Keep learning and growing – to set goals or not set goals? But is that even the question?

I don’t know about you but this month seems to have been all about setting goals.  This has partly stemmed from my thinking on new year’s resolutions but everyone seems to be going crazy for setting goals and writing to do lists.  With this explosion of interest also comes a hundred and one ways of doing it.  For example, I’ve heard, and had a go at, doing the following this month:

  • Setting three big, stretching goals for the year
  • Changing one habit a month
  • And, I think this is actually my favourite – coming up with one word (or up to three depending on who you listen to) that should define your year.  I’ve chosen CLARITY as it is needed in so many areas of my life at the moment.

I’ve also recently started a coaching qualification in which I get some coaching myself and, of course, I’ve had to come up with three goals for that.

Alongside all this, there are the lovers of To Do lists (myself included) but I think even I’ve taken it a little too far this year and currently have lists for things to do:

  • This year
  • Before I’m 40
  • Before I die.

I feel the need for a giant 1980s style Filofax to keep track of all of it all.

And so I can see why some people are questioning whether setting goals is the right thing to do and there has been a backlash from some who say that setting goals just doesn’t work.

For example, someone commented to me the other week that I shouldn’t be setting big goals but aspirations instead.  This one stumped me for a while.  Then I decided I didn’t like that idea.  Aspirations are great, don’t get me wrong.  I aspire to be a good person.  But aspiring to be one won’t actually help me be one.  I need a few well-chosen and appropriate goals to help me focus on what I mean by that and how I can get there.

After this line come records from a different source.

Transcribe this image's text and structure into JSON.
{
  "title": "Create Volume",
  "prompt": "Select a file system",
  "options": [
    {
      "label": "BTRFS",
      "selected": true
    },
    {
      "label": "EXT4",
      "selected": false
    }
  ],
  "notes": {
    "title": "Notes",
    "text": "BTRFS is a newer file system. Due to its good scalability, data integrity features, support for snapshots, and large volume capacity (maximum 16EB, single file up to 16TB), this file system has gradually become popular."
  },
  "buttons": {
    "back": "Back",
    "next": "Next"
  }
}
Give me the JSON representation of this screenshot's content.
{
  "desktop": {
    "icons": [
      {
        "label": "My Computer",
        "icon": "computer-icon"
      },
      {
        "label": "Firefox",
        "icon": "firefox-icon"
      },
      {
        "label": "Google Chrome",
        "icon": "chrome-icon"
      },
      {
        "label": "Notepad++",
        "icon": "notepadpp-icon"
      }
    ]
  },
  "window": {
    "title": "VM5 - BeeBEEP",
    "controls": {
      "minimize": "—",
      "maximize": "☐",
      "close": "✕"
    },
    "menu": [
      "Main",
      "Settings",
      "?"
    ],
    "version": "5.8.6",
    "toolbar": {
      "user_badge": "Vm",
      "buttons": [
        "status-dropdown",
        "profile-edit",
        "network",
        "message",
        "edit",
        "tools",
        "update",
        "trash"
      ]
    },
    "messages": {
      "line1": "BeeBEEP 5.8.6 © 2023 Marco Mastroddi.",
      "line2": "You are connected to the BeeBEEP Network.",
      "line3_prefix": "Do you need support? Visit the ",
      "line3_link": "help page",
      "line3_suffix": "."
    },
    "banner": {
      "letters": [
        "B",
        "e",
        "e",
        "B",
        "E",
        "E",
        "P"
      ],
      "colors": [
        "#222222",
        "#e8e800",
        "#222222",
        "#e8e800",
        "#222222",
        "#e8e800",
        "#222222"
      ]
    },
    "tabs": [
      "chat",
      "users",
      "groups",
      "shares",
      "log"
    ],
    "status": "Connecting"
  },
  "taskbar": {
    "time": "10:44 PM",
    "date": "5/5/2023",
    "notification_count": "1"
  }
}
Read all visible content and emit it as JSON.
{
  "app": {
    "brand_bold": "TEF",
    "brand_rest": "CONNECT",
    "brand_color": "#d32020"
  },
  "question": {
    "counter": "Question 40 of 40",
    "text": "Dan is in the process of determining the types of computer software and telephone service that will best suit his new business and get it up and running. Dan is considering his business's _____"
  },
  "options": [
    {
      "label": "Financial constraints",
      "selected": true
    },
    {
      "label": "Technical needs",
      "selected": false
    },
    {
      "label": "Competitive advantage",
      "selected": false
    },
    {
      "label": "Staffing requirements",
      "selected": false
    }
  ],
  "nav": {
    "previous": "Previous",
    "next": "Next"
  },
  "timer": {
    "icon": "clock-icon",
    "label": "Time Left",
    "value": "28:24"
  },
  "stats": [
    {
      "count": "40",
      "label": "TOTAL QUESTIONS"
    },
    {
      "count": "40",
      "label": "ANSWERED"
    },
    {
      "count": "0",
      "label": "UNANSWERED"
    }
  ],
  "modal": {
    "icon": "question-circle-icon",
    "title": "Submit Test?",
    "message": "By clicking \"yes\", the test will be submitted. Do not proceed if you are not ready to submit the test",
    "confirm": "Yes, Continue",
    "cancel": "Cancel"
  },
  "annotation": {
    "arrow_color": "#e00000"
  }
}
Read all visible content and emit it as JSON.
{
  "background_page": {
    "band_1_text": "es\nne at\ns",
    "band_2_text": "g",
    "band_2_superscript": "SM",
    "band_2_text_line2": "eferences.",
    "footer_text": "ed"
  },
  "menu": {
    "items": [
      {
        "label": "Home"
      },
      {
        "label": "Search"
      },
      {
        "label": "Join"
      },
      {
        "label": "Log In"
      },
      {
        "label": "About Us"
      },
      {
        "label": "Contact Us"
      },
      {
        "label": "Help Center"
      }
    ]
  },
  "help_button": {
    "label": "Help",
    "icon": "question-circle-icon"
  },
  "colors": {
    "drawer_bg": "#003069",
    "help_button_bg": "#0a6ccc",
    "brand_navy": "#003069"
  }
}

And then there are the reports, like this article in Forbes, that setting goals can actually be dangerous, causing (albeit in companies) “unethical behaviour, over-focus on one area while neglecting other parts, distorting risk preferences…”  However, I don’t think this reflects a problem in setting goals per se (did I use that right?) but in the systems that we work and live within (including our own self-beliefs) that reinforce the view that you have to achieve your goal, no matter what.  Very Machiavellian and a lot of drivel if you ask me.

I think that if you only set aspirations for yourself, you are listening to the demons in your head (remember Top Dog?) that set out to protect yourself from failure because there is every chance that you might not achieve a concrete, stretching goal.  And I think that the dangers in setting goals come from our misguided assurances that once written down, they are then set in stone and never to be discussed again until they are achieved.

My approach, as will most things in life, is not to be too hard on myself.  The process of setting goals helps me focus on what’s important.  Writing a To Do list captures things I want to do that I might otherwise forget.  But I don’t then go hell for leather in trying to achieve them all.  I use a process of Test, Review, Redraft and Test again (although it’s never as explicit as that at the time.  I’ve just come to realise that that’s what I do.)  I try things out, asking myself if I really enjoy what actions those goals entail.  And crucially, if I find I’m not, I question if that’s because it’s just getting too hard and I can’t be bothered.  Sometimes the answer to that is no and so I change the goal.  But more often the answer is yes and so I try to be gentle with myself but keep going with it, drip by drip.

An example.  My habit to change this month was how I use my technology.  It’s supposed to help me but I was finding that my overflowing in-box at work was giving me palpitations and I was spending too much time at home checking my emails and on FB.  I have to admit, that two-thirds of the way through January, I am doing rubbish.  But, I think I’ve figured out why.  I sorted my work inbox and now have a system that I’ve been using pretty successfully for two weeks now (big tick, J for me).  But I still spend too much time on email and FB at home.  However, if I’m being absolutely honest here, by reflecting on why this is, I think I’ve uncovered a deeper psychological issue.  I’m afraid of missing out.  I like seeing what folk are up to and watching stupid videos that everyone’s talking about.  So I’ve decided to refocus my goal.  I’m still going to try to reduce my time on FB but my priority is staying on top of my inbox at work (which feels amazing, by the way).

So I threw caution to the wind and decided, hell yes, I am going to introduce the kids to goal setting for the New Year.  All I asked them to do was to draw up to three things that they wanted to do in 2014.  I am totally kicking myself as I put their drawings “in a safe place” and can’t find them but Mischa wants to go on holiday (booked), go down a zip slide (on the to do list) and install a fireman’s pole from her bedroom to the kitchen (probably not going to happen but we have agreed to redecorate her room this year as a  result).  As for Jude, he wants his own website (we’re on the case) and to grow farty beans – still stumped on this one but it’s a challenge!